If that were the case, there would be more tragedies like this across the world. Why? Because there are 2.2 billion gamers. Violent games are sold and consumed globally, yet America is the only country routinely plagued with school shootings.
Additionally, America’s decreasing rate of violent crime contradicts Bevin’s argument. The gaming industry is growing at a staggering rate while violent crime continues to decline nationally, according to the FBI and Bureau of Justice Statistics, an agency overseen by the Department of Justice.
More households, more children, and more adults playing video games should translate to an increase in violent crime, by these theories. Yet, it has not.
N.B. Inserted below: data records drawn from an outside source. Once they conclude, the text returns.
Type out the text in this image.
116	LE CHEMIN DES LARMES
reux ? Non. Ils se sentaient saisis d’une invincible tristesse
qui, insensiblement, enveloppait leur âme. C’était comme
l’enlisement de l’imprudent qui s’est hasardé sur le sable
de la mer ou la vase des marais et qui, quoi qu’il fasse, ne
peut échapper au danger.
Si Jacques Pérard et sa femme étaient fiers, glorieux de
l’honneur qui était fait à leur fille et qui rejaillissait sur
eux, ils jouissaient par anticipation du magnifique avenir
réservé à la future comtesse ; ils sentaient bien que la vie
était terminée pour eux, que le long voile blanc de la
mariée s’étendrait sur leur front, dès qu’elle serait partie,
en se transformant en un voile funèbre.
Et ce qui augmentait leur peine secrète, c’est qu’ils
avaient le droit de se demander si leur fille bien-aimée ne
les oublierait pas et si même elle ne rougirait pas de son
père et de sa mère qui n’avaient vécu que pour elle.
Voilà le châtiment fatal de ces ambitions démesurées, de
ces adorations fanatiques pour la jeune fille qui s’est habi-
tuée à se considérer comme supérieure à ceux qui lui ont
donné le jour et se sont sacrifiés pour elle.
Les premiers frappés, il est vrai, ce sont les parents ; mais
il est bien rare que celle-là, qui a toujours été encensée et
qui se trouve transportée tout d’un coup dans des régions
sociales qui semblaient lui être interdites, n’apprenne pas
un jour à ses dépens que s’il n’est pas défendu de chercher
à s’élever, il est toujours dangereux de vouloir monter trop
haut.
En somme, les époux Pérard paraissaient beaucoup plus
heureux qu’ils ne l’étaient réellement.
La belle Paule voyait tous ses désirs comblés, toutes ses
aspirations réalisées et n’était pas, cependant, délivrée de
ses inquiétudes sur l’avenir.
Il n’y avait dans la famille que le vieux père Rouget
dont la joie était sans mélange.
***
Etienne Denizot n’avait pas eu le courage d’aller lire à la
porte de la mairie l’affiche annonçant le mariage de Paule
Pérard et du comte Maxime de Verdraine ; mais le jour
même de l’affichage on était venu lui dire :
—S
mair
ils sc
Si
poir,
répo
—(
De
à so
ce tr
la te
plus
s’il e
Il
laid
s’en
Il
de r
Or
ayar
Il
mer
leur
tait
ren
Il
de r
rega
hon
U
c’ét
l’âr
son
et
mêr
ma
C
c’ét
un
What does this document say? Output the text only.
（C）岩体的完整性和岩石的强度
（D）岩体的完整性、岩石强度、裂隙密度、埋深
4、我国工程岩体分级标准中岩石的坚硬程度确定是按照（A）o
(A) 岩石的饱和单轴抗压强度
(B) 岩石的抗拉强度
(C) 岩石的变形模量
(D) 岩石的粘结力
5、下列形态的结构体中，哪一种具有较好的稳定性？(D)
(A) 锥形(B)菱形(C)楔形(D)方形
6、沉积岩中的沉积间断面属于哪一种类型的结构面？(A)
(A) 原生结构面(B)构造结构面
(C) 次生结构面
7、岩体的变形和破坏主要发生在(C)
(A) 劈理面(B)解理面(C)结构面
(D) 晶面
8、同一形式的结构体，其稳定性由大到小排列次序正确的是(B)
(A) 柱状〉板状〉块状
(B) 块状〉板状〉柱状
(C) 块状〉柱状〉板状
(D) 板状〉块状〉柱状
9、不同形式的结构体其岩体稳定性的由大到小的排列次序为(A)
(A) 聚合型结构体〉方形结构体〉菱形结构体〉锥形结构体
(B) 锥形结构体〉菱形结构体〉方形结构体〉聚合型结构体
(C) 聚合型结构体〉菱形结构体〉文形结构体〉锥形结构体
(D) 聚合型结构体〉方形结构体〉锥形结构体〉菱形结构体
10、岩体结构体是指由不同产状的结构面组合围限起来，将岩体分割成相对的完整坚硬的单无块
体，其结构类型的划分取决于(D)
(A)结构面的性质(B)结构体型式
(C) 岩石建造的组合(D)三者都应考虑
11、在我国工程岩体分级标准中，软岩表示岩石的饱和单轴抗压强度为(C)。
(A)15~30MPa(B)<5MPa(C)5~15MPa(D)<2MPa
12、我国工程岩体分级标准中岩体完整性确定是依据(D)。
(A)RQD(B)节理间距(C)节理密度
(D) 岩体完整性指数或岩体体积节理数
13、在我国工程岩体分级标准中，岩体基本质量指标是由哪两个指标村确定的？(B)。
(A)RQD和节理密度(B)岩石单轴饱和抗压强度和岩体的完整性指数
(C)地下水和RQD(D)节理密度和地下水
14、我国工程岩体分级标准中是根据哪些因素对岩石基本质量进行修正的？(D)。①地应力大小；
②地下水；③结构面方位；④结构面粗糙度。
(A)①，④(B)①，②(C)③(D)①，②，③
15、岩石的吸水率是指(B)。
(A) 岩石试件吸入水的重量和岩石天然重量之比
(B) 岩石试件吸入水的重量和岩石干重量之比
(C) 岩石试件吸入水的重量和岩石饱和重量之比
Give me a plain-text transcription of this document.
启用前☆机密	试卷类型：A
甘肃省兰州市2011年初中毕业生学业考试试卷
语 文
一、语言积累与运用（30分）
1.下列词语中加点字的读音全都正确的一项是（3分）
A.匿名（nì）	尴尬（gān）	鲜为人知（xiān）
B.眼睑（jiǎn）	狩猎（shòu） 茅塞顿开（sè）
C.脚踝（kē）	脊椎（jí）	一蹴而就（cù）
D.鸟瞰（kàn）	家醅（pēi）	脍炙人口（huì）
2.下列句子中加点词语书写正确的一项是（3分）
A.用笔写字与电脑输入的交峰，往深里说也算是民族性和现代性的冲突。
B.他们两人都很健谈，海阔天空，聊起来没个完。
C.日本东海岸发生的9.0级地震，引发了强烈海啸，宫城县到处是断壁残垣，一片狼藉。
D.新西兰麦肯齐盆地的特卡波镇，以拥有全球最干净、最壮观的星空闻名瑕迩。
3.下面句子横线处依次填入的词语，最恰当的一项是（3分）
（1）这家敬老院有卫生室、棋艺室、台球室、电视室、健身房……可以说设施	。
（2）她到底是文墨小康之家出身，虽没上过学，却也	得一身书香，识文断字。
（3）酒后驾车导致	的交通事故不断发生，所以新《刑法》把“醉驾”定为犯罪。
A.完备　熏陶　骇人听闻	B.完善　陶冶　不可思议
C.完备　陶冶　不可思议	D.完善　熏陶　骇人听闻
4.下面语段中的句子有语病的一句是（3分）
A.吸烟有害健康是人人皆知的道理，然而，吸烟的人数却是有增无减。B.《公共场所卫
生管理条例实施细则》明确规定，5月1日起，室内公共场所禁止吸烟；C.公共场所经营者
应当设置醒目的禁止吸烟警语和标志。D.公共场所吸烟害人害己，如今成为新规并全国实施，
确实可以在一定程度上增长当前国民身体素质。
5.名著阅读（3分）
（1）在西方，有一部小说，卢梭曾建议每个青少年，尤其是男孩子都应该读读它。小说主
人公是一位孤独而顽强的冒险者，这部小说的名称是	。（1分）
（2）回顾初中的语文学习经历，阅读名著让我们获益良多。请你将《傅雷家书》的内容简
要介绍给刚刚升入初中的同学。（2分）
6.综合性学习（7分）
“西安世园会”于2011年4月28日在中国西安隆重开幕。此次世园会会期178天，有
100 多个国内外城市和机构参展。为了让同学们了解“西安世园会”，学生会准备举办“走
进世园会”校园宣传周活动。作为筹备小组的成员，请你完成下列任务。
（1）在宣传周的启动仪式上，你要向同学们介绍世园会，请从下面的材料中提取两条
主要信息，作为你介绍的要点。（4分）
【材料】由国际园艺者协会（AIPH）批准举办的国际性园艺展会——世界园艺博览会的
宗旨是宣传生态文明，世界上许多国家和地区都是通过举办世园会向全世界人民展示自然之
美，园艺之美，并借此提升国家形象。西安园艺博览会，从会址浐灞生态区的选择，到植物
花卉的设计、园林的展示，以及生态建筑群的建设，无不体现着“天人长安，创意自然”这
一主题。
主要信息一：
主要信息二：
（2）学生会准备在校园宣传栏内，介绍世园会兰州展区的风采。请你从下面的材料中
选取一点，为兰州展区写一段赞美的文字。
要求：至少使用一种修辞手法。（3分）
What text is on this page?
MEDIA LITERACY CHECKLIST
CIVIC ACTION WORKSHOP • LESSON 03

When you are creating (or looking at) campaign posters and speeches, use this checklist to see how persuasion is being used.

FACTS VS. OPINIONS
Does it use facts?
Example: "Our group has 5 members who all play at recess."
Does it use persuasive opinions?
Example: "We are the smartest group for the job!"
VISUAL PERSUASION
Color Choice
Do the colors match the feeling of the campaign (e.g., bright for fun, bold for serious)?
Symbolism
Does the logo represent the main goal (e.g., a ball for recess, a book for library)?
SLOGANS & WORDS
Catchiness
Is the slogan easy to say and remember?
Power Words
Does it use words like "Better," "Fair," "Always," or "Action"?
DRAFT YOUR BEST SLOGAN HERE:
There’s also this study from Frontiers, which showed “evidence against the desensitization hypothesis” and no long-term reduction in empathy from playing violent video games.
Often, video games and the broader entertainment industry are used as scapegoats in the pro- vs. anti-gun debate. One major problem that arises in this defense of the Second Amendment is a First Amendment problem.
Attempts to regulate, shut down and censor certain types of games are a violation of free speech. The Supreme Court decided this eight years ago when it voted 7-2 against a California law in Brown v. Entertainment Merchants Association.
Late Justice Antonin Scalia said this on the matter: “Psychological studies purporting to show a connection between exposure to violent video games and harmful effects on children do not prove that such exposure causes minors to act aggressively.”
America does have a serious problem with school shootings. It’s a multi-faceted problem, and each is as complex as the next: Gun control, mental health and familial breakdown are just a few of the facets that require bipartisan cooperation to tackle.
So first, let’s stop blaming something that has nothing to do with the problem. Second, let’s take the wisdom both sides of the aisle have to offer and make sure schools are the safe institutions of learning and socialization they’re supposed to be.
Knee-jerk reactions to emotional situations are normal. Public figures, however, owe due diligence to their constituents, viewers and readers by taking the time to understand the arguments they’re making before presenting them as indisputable fact.
And the fact of the matter is that video games do not cause violence.